人間にとってもっとも親しみのある動物の一種であろこの猫を、ファンタジーとはいえバスに仕立て上げたセンスが素晴らしい。猫の能力を発揮したバスの大活躍は、鮮やかなものだった

 1988年にロードショー公開されたジブリ作品、[となりのトトロ]。毎年のように夏になると日本テレビで放送される、“夏休み映画”だ。そもそもタイトルになっているトトロという存在も不可思議で、アニメの世界ではさらっと許される、ステキな特異キャラのひとりだ。

 トトロには小型の種類のものも登場し、ほかにもススワタリなどファンタジーなキャラクターが活躍しているが、その中で特に強烈な個性を放っているのがネコバスだ。バスマガジン的には、彼(彼女)が“バス”と名乗っている以上、見逃すわけにはいかない。 そもそもネコなのかバスなのか、という観点で考えるとネコっぽいバス、というよりバスっぽいネコという印象だか、いかがだろうか。

 そもそも10本足(諸説あり)のネコという段階でネコか?という話だが、この作品の世界観ではアリということでないと、ほかの特異キャラが全否定となってしまうので、スルーせざるを得ない。ここはやはり「バスっぽいネコ」と理解したい。

バスとすれば?

 どこがバスっぽいかというと、まずは草壁サツキとメイの姉妹が雨の中、父・草壁タツオを迎えに来るのが、主人公一家の最寄りであると思われる[稲荷前]バス停。ここに停車し、ドアが開き(というか広がり)、トトロを乗せて発車する。これは完全にバスだ。

 なお、車内はコの字方のロングシート、頭の部分があるのでボンネットバス形状の印象で、ドアは劇中で開いたのは前方1枚のみのため、1扉車と思われるが、折戸でもスライドでもなく、ましてやスイング式でもない、ビローンと伸び広がって開閉するタイプ。まるで生き物のような仕組みだ。

鉄道会社系バス事業者か?

1991年にデビューした日産バネットセレナは、その外観からオーナーやふぁんに親しみを込めて「ネコバス」と呼ばれていた

 さらに、サツキが1人で乗車した際に着座すると、シートはかなりの“フワフワ感”が表現されている。モケットやレザーではなく豪華な毛皮仕様だ。一方、姉妹が迎えに来た草壁タツオは「東電鉄バス」という事業者のボンネットバスでバス停に降りる。方向幕は[七国山]、車番は[東-74]。完全に一般の路線バスだ。しかも鉄道系事業者なので大手といえるだろう。

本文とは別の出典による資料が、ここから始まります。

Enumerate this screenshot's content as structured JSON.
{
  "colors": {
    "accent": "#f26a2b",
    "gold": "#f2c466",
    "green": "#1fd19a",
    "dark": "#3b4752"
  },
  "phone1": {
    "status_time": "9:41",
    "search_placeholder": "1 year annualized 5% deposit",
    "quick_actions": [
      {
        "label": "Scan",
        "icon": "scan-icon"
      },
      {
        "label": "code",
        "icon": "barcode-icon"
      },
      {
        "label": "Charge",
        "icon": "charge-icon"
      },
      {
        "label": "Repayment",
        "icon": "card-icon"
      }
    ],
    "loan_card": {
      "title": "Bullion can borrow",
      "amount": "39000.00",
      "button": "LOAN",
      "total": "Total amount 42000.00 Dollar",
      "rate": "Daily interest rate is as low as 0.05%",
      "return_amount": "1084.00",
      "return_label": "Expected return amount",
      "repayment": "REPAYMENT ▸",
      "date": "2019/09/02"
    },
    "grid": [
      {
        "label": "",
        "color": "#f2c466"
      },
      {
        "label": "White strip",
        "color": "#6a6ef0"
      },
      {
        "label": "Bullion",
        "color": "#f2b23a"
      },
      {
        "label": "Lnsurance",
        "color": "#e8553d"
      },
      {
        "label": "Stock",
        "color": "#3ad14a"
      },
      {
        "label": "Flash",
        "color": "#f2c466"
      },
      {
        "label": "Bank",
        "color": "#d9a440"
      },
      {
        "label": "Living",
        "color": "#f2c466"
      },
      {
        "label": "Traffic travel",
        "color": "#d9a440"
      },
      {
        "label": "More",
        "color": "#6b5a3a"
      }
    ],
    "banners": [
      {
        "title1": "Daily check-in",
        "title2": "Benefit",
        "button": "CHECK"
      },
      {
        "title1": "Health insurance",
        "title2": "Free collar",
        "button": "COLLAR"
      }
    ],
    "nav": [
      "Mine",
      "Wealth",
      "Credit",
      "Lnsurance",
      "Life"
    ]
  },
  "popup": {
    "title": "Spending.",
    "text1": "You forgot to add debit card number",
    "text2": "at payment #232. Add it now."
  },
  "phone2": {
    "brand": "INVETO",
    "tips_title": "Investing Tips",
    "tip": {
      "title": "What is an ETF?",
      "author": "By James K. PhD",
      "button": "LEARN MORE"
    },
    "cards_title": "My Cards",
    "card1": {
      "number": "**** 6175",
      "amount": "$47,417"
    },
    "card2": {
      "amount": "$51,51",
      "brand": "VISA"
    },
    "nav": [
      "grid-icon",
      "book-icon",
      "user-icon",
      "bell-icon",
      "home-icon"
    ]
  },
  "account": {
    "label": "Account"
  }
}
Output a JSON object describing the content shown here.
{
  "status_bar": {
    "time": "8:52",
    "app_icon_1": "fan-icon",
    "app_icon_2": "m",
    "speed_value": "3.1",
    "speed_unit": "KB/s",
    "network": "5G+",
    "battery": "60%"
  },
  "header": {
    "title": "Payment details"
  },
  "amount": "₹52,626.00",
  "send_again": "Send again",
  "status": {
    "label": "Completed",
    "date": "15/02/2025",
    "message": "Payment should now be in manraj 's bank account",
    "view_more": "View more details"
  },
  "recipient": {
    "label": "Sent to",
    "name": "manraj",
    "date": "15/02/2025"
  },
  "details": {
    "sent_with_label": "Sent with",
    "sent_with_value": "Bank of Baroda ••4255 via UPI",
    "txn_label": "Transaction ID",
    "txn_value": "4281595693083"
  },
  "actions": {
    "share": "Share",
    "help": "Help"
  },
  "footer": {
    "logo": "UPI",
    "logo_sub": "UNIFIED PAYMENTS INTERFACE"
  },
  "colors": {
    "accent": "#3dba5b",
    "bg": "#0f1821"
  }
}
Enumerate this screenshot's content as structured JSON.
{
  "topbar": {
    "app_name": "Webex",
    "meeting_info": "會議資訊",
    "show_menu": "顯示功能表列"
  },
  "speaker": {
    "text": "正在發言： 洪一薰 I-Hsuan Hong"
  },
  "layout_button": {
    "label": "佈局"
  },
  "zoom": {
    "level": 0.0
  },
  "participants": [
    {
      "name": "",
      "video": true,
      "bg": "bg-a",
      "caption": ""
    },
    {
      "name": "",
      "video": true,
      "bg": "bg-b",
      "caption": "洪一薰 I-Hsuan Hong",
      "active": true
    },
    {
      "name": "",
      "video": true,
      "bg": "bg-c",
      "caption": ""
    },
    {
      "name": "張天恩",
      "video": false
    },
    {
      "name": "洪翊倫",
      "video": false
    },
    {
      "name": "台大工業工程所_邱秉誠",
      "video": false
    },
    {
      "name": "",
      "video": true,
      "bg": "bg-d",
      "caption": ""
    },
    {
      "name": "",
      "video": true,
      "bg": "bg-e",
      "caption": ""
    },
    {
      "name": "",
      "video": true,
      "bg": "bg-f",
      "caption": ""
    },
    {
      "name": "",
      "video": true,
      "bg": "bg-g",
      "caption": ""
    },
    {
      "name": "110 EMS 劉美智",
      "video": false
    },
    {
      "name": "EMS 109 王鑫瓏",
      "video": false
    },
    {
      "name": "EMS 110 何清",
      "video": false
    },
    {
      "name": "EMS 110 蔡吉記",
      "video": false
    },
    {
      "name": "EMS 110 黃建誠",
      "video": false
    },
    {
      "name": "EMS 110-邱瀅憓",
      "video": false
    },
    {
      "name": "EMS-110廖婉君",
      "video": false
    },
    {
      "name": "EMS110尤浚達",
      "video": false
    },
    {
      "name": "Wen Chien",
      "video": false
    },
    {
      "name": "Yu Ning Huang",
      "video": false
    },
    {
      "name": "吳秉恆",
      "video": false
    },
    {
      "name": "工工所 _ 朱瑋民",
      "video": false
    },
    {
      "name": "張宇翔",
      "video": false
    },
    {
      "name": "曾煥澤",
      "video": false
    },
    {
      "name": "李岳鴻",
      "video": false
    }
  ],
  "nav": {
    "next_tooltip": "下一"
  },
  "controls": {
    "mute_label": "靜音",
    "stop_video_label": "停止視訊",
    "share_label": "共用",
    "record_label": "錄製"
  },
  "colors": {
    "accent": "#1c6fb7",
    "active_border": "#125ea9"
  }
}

 このバス用に設定されたバス停に件のネコバスが停車し、トトロという乗客の客扱いをするということは、東電鉄バスとネコバスが共同運行しているという会社でないと、ネコバスが違法運行ということになってしまう。

事業形態は貸切か特定か?

 ただしネコバスが特定輸送や貸切運行の場合であれば、バス停を“目印”にしてトトロと“待ち合わせ”をして乗車させた、という解釈もできる。ネコバスには料金収受設定が無いようなので、バス停に停車し、客扱いをしたものの“一般路線”のような“乗合”ではないようだ。

 ということで、特定か貸切としてもバスはバス。さらに草壁メイが仮退院できなくなってしまった母・草壁靖子の元へ、トウモロコシを抱えて向かうつもりが迷子になってしまい、サツキがトトロに助けを求め、トトロがネコバスを呼ぶあたり、貸切かデマンド輸送であるとも推察できる。